In discussing intellectual similarities between the Muslim Brotherhood and other jihadist organisations, Dr. Hassan focused on three main points: the first concerned the relevant similarities and differences between the Muslim Brotherhood and other jihadi organizations that are present in the Muslim world. The second concerned the outlook of political religious groups and their objectives. The third point related to the shared concepts that the Muslim Brotherhood and jihadi organisations all agree upon.

Dr. Hassan said that the Muslim Brotherhood has sought to present itself as being wholly independent and dissimilar to other political and religious groups. However, the Brotherhood cannot conceal the similarities it shares with jihadi organisations when it adopts violence.

He discussed links between the Muslim Brotherhood and other jihadist groups. He indicated that the Muslim Brotherhood moved the so-called “Islamic revival” from the theory to practice, through which a lot of jihadist groups derived their ideas and principles. In their interaction with the Muslim Brotherhood, these groups split, rebelled, or tried to establish competing entities.

Moreover, Dr. Hassan said that a reverse migration exits between the Muslim Brotherhood and these groups. The Muslim Brotherhood has often sought to take advantage of the presence of these groups by presenting itself as an alternative to cooperating with the governing authority.

Dr. Hassan stated that there are divisions and classifications for many political and religious groups and The Mirage addresses these clearly.

He discussed the goals and objectives of these groups, pointing out that they include the restoration of the influence of Islam in the world, the legislative power to establish an Islamic state and the subsequent application of Sharia. He stated that there are differences among these groups in terms of organisational structure, methods used, and length of time needed to achieve their goals.

He said that The Mirage provides extensive details about the differences among these groups and how they achieve their goals and objectives.

Dr. Hassan discussed the shared concepts among these political and religious groups. He highlighted three main concepts: divine sovereignty (Hakimiyya), the vanguard of true believers and mastership of the world (Ustatheyat Al-‘Alam). He then explained that the idea of divine sovereignty has produced three things: Takfir (calling others apostates), the rejection of democracy, and the use of violence.

Dr. Hassan said that the Mirage discussed “Daesh,” which embodies the natural evolution of these groups and ideas.

Dr.
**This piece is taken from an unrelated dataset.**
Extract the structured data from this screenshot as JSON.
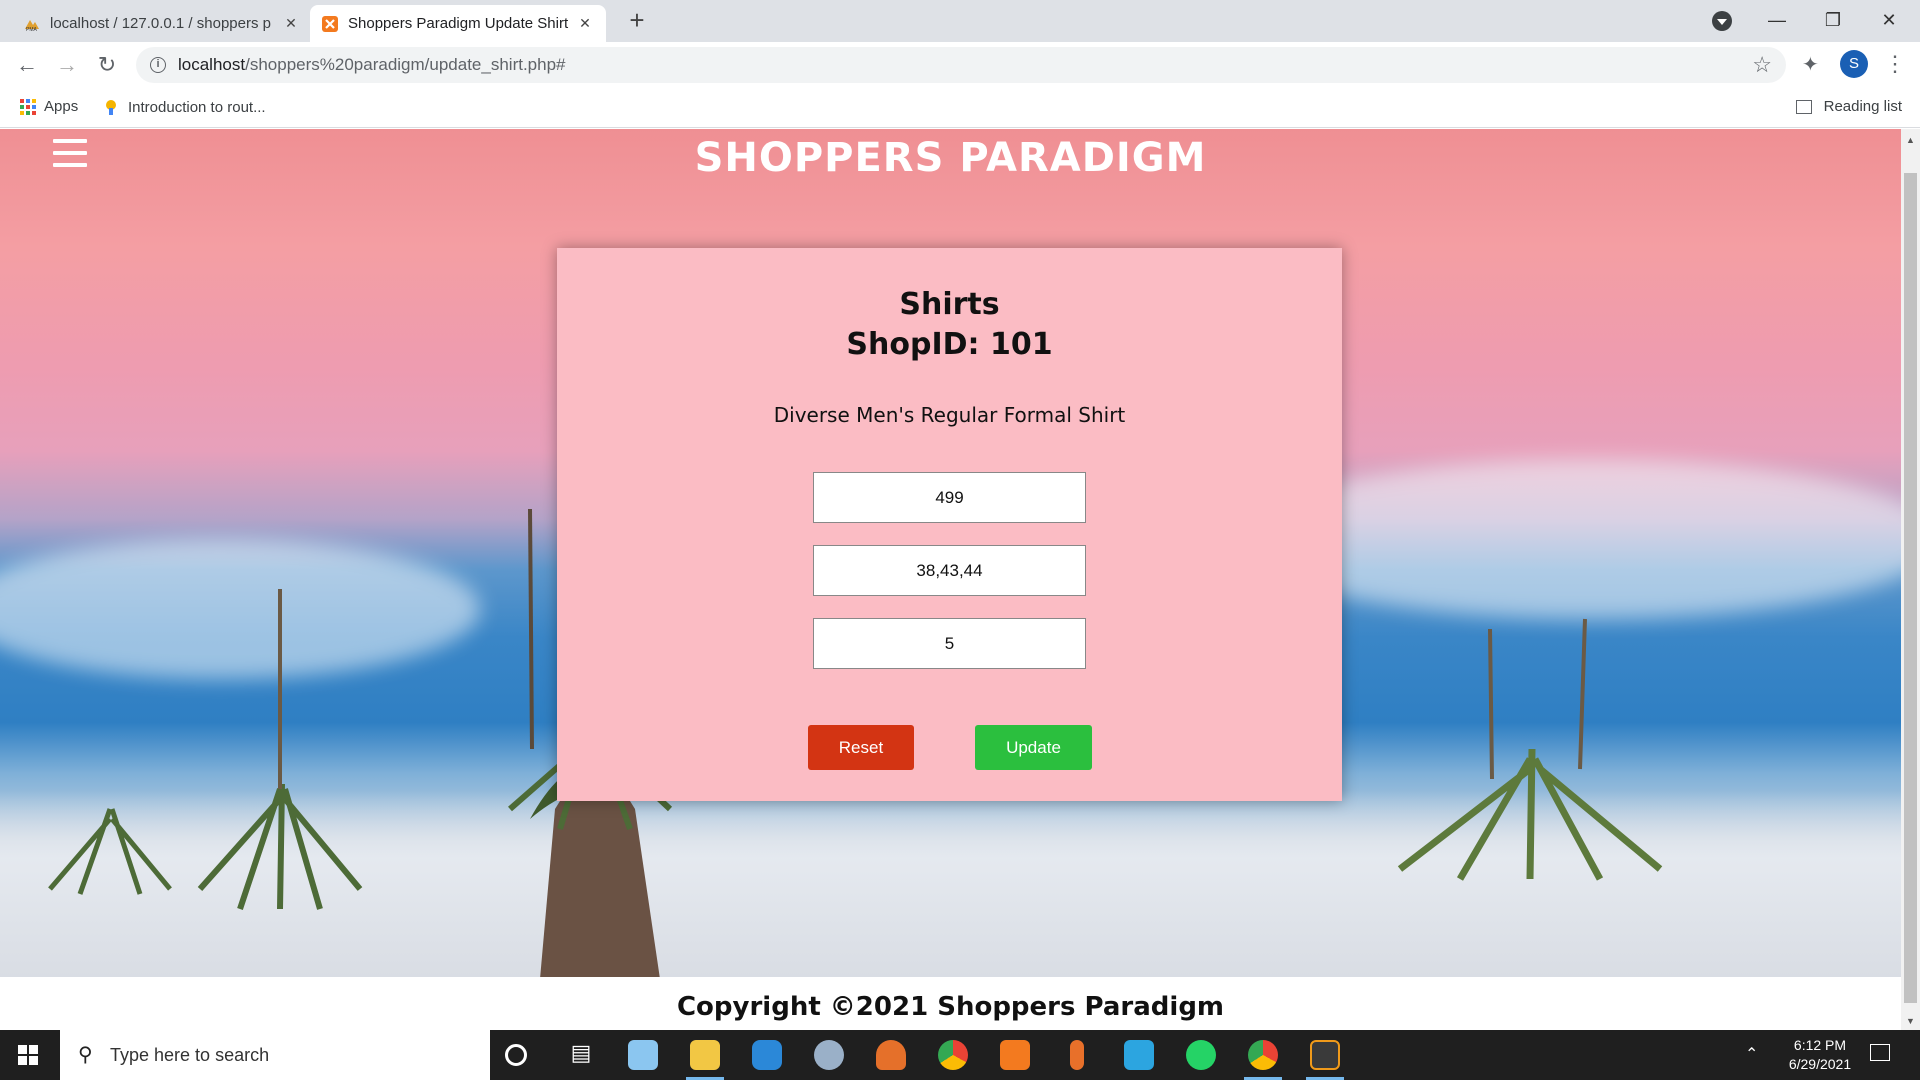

Hassan argued that a state of “emotional isolation” has occurred as members of these groups feel that they are different from others in society. Furthermore, these groups perceive modern society as the embodiment of pre-Islamic society.

The idea of “Mastership of the World” (Ustatheyat Al-‘Alam), based on divisions of Islam into the “House of Islam” (Dar al-Islam), and the “House of War” (Dar al-Harb), promotes the so-called “historical inevitability” that these groups would govern the world at the end. However, this is a misguided and unrealistic idea.

Regarding how to confront these groups and ideas, Dr. Hassan said that the use of excessive force against them only enables them to be portrayed as victims, thereby gaining sympathy.

He stressed that the confrontation with these groups is mainly ideological, based on several aspects including education reform in order to encourage reasoning, creativity, innovation, criticism, and discourage indoctrination.